Bagajdaki kazmayı çıkardılar. Balıkesirli Şoför Mehmet, Cevat Abbas Gürer ve İbrahim Süreyya Yiğit sırayla kazmayı kayaya vurup parçalama çabasına giriştiler ve kayanın bir parçasını koparmayı başardılar.
Şoför Mehmet, otomobili devirmeden kayanın yanından geçti ama üstü açılabilen bu eski otomobil Şoför Mehmet’in bütün maharetine rağmen Çardaklı Boğazı’ndan çıkamadı. Haziran sonu olmasına rağmen bölge karla kaplıydı. Hava kararıyordu. Yorgun otomobil gitmekte zorlanıyordu. Çaresiz dağ başında sabahı beklemeye karar verdiler.
İbrahim Süreyya’nın paltosu yoktu. Mustafa Kemal Paşa ile Rauf Bey’in birer paltoları bulunuyordu. Ki zaten Mustafa Kemal paltoyu Rauf Bey’den almıştı, kolları epey büyük geliyordu.

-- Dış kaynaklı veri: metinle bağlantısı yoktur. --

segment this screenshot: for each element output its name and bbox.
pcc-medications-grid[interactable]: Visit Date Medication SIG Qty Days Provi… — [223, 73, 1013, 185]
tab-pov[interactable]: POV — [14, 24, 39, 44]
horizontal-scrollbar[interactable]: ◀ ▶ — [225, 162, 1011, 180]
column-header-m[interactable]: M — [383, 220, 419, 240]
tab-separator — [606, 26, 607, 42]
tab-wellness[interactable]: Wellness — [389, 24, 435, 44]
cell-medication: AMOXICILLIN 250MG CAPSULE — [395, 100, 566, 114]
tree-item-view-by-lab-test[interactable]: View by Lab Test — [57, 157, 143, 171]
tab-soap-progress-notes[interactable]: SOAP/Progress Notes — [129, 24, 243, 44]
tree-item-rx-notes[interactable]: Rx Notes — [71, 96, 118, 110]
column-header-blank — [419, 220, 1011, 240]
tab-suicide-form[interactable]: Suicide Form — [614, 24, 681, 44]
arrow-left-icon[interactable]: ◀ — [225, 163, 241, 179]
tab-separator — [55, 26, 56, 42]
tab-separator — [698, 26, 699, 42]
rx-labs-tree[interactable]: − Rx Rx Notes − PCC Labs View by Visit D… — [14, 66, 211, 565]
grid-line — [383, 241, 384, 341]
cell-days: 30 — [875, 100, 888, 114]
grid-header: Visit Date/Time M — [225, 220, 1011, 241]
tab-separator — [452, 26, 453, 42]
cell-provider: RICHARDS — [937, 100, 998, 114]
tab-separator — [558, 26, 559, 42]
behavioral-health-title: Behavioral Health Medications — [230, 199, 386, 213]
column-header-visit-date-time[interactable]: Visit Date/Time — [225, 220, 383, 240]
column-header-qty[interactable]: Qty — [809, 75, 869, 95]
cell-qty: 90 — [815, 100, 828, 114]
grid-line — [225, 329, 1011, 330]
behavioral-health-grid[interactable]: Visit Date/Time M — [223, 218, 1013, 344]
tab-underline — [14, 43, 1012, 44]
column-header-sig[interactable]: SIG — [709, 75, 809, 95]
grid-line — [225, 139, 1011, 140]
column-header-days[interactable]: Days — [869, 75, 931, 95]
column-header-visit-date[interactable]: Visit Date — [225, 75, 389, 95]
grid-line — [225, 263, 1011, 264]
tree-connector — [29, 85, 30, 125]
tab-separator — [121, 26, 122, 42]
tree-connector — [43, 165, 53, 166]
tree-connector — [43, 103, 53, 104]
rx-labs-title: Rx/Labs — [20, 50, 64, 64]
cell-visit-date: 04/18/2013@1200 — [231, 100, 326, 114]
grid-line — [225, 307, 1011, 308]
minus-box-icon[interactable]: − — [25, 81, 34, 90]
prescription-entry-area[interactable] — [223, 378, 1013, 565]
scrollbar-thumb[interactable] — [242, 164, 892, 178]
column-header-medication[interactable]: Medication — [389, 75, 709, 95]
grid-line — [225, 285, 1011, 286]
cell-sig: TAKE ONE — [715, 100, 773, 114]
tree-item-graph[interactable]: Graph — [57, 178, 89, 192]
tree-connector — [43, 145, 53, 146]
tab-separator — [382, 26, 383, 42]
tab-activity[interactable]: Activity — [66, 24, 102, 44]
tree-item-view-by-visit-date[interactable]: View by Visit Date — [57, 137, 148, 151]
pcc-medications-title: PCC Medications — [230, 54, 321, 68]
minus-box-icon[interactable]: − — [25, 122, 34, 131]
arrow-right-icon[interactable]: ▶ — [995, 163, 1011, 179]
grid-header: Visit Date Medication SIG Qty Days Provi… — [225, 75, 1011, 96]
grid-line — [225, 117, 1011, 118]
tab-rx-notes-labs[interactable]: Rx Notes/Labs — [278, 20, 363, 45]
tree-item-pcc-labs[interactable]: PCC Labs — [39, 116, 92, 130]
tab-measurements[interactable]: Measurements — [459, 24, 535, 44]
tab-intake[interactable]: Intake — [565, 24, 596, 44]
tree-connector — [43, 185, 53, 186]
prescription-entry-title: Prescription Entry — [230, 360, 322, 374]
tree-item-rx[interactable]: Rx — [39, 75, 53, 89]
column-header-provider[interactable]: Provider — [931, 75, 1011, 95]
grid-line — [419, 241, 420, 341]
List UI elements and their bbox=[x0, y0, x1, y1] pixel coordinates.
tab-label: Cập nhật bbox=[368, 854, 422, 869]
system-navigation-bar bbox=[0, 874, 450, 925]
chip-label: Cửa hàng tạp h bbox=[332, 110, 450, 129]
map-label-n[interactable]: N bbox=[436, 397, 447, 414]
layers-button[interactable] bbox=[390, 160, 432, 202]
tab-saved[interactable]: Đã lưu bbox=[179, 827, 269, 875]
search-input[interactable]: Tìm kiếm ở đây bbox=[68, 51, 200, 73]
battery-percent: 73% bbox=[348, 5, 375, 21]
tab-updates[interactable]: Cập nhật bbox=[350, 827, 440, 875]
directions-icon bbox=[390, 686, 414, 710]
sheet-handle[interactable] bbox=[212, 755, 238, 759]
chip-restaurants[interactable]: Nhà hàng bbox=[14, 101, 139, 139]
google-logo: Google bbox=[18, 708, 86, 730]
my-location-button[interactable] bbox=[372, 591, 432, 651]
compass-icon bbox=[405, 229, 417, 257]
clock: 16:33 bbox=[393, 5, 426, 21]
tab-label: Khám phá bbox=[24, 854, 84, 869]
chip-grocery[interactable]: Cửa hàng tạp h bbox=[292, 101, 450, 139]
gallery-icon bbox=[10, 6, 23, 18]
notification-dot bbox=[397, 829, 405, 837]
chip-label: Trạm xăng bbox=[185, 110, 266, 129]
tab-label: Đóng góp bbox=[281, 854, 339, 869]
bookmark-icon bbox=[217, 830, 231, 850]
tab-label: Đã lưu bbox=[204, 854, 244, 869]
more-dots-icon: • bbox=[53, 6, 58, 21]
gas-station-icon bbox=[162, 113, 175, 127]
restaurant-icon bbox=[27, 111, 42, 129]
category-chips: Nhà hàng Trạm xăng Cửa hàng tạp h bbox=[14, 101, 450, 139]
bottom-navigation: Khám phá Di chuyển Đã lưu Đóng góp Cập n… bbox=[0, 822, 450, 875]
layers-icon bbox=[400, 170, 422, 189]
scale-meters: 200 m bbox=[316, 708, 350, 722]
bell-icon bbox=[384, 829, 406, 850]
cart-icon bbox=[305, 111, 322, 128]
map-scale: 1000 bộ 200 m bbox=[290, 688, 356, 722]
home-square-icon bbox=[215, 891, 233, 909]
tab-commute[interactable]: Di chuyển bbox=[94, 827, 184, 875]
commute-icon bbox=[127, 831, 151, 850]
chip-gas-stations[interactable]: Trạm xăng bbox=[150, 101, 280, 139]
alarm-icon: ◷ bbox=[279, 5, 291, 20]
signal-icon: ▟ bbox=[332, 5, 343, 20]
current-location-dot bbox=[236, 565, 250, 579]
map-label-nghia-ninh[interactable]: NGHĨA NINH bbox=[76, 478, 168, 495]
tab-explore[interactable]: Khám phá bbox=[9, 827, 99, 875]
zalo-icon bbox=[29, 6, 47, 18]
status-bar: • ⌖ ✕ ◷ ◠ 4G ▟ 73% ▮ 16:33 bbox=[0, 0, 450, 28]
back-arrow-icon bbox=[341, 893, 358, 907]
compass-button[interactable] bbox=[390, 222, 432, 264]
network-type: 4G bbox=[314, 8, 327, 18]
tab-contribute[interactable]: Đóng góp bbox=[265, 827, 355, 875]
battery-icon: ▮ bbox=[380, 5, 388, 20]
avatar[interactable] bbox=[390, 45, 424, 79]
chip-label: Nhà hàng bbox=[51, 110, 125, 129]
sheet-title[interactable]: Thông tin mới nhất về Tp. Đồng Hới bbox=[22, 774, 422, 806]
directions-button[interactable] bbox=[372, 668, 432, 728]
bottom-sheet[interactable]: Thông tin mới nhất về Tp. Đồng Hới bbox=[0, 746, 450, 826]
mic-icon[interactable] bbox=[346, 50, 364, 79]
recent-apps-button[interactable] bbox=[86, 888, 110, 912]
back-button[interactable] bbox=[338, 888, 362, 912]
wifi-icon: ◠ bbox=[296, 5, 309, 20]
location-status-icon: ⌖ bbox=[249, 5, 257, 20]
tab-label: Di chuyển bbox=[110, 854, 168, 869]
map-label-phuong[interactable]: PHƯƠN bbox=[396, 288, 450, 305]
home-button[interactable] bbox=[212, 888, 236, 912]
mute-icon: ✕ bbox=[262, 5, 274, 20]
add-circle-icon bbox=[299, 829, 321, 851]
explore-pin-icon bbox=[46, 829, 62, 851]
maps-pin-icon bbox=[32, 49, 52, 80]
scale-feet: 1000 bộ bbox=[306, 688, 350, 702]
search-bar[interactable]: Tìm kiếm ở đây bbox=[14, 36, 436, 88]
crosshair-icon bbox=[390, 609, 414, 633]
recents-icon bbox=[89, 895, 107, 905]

Cevat Abbas da ise asker kaputu vardı.
Hepsi bir köşeye kıvrılıp uyumaya çalışıyordu ki, gece yarısı Mustafa Kemal duyduğu ayak sesiyle irkildi. “Kim o?” diye seslendi. İbrahim Süreyya “Benim Paşam” dedi.
Paşa bu defa “Uyuyamadın mı”...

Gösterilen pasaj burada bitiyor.